García Cuervo

Personal information
- Full name: Carlos Manuel García Cuervo
- Date of birth: 24 September 1946 (age 78)
- Place of birth: Gijón, Spain
- Height: 1.74 m (5 ft 9 in)
- Position(s): Goalkeeper

Youth career
- La Calzada
- La Braña
- Sporting Gijón
- → La Camocha (loan)

Senior career*
- Years: Team / Apps / (Gls)
- 1966–1972: Sporting Gijón / 60 / (0)
- 1972–1974: Burgos / 25 / (0)
- 1974–1975: Sabadell / 5 / (0)
- 1975–1976: Jaén
- 1976–1978: Xerez

Managerial career
- 1984–1985: San Martín
- 1986–1987: Caudal
- 1987–1989: Sporting Gijón B
- 1989–1990: Sporting Gijón
- 1992–1993: Avilés Industrial
- 1993: Sporting Gijón
- 1995: Sporting Gijón

= García Cuervo =

Spanish football player/manager

Carlos Manuel García Cuervo (born 24 September 1946), known as García Cuervo, is a Spanish retired footballer who played as a goalkeeper, and a manager.

==Football career==
Born in Gijón, Asturias, García Cuervo represented CDFC La Calzada, La Braña CF, and SD La Camocha before finishing his formation with Sporting de Gijón. He made his first team debut on 30 January 1966, coming on as a first-half substitute in a 3–0 home win against Burgos CF.

García Cuervo became a first-choice during the 1967–68 season, but subsequently lost his starting spot to another youth graduate, Jesús Castro. Promoted to La Liga in 1970, he made his debut in the category on 27 September, starting in a 0–5 loss at Elche CF.

In July 1972, García Cuervo was transferred to fellow top tier side Burgos CF, but was only a backup during his two seasons at the club, the first ending in relegation. He subsequently featured rarely for CE Sabadell FC in the second division, before representing Tercera División sides Real Jaén and Xerez CD and retiring with the latter in 1978, aged 31.

===Coaching career===
García Cuervo's first managerial experience was in charge of CD San Martín in the fourth division during the 1984–85 campaign, with his side missing out promotion in the play-offs. After working for Caudal Deportivo and Sporting's reserves, he was named first team manager of the Rojiblancos in October 1989, replacing sacked Jesús Aranguren.

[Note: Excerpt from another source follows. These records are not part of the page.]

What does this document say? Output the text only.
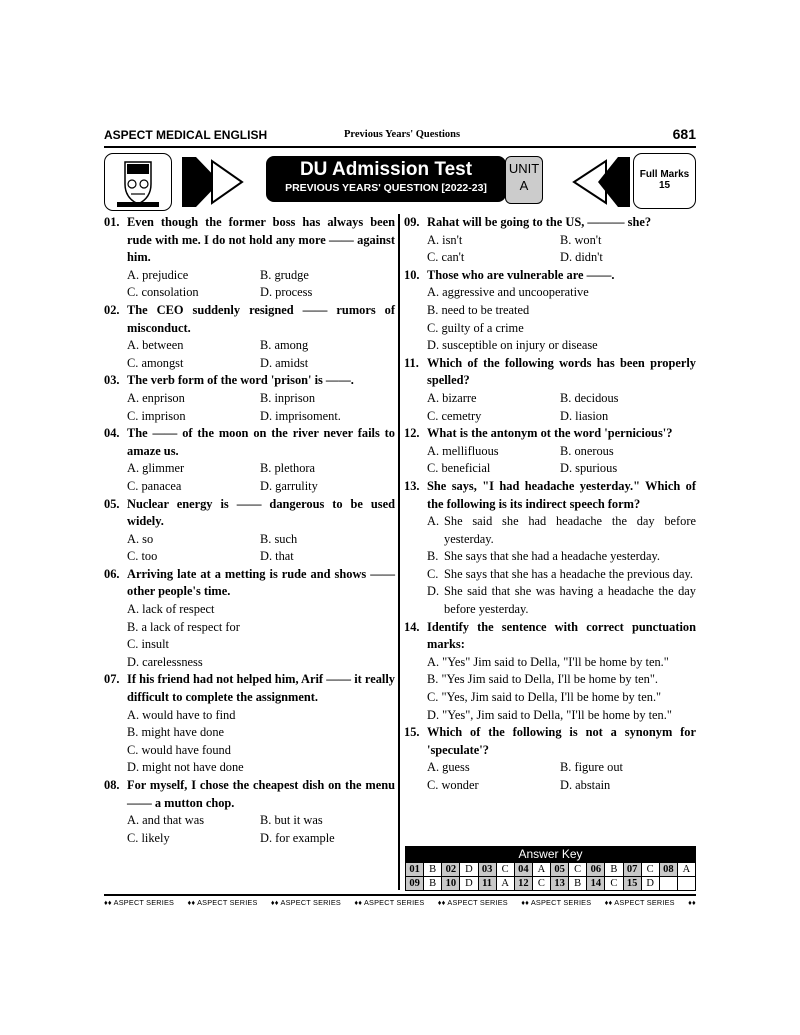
ASPECT MEDICAL ENGLISH	Previous Years' Questions	681
DU Admission Test
PREVIOUS YEARS' QUESTION [2022-23]
UNIT
A
Full Marks
15
01. Even though the former boss has always been rude with me. I do not hold any more —— against him.
A. prejudice	B. grudge
C. consolation	D. process
02. The CEO suddenly resigned —— rumors of misconduct.
A. between	B. among
C. amongst	D. amidst
03. The verb form of the word 'prison' is ——.
A. enprison	B. inprison
C. imprison	D. imprisoment.
04. The —— of the moon on the river never fails to amaze us.
A. glimmer	B. plethora
C. panacea	D. garrulity
05. Nuclear energy is —— dangerous to be used widely.
A. so	B. such
C. too	D. that
06. Arriving late at a metting is rude and shows —— other people's time.
A. lack of respect
B. a lack of respect for
C. insult
D. carelessness
07. If his friend had not helped him, Arif —— it really difficult to complete the assignment.
A. would have to find
B. might have done
C. would have found
D. might not have done
08. For myself, I chose the cheapest dish on the menu —— a mutton chop.
A. and that was	B. but it was
C. likely	D. for example
09. Rahat will be going to the US, ——— she?
A. isn't	B. won't
C. can't	D. didn't
10. Those who are vulnerable are ——.
A. aggressive and uncooperative
B. need to be treated
C. guilty of a crime
D. susceptible on injury or disease
11. Which of the following words has been properly spelled?
A. bizarre	B. decidous
C. cemetry	D. liasion
12. What is the antonym ot the word 'pernicious'?
A. mellifluous	B. onerous
C. beneficial	D. spurious
13. She says, "I had headache yesterday." Which of the following is its indirect speech form?
A. She said she had headache the day before yesterday.
B. She says that she had a headache yesterday.
C. She says that she has a headache the previous day.
D. She said that she was having a headache the day before yesterday.
14. Identify the sentence with correct punctuation marks:
A. "Yes" Jim said to Della, "I'll be home by ten."
B. "Yes Jim said to Della, I'll be home by ten".
C. "Yes, Jim said to Della, I'll be home by ten."
D. "Yes", Jim said to Della, "I'll be home by ten."
15. Which of the following is not a synonym for 'speculate'?
A. guess	B. figure out
C. wonder	D. abstain
Answer Key
01	B	02	D	03	C	04	A	05	C	06	B	07	C	08	A
09	B	10	D	11	A	12	C	13	B	14	C	15	D		
♦♦ ASPECT SERIES ♦♦ ASPECT SERIES ♦♦ ASPECT SERIES ♦♦ ASPECT SERIES ♦♦ ASPECT SERIES ♦♦ ASPECT SERIES ♦♦ ASPECT SERIES ♦♦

In May 1990, García Cuervo renewed with Sporting for a further season, but was himself sacked in November. In December 1992, after more than two years without a club, he took over Real Avilés CF in Segunda División B, but returned to Sporting the following April after replacing dismissed Bert Jacobs.

Ahead of the 1993–94 season, García Cuervo was named technical secretary while also being appointed director of the club's youth categories, Escuela de Fútbol de Mareo, with Mariano García Remón being appointed manager. On 9 March 1995, he replaced García Remón at the helm of the main squad, but was himself replaced in June by Ricardo Rezza, for the last round and the relegation play-offs; he subsequently returned to his previous role, but still terminated his contract on 9 July.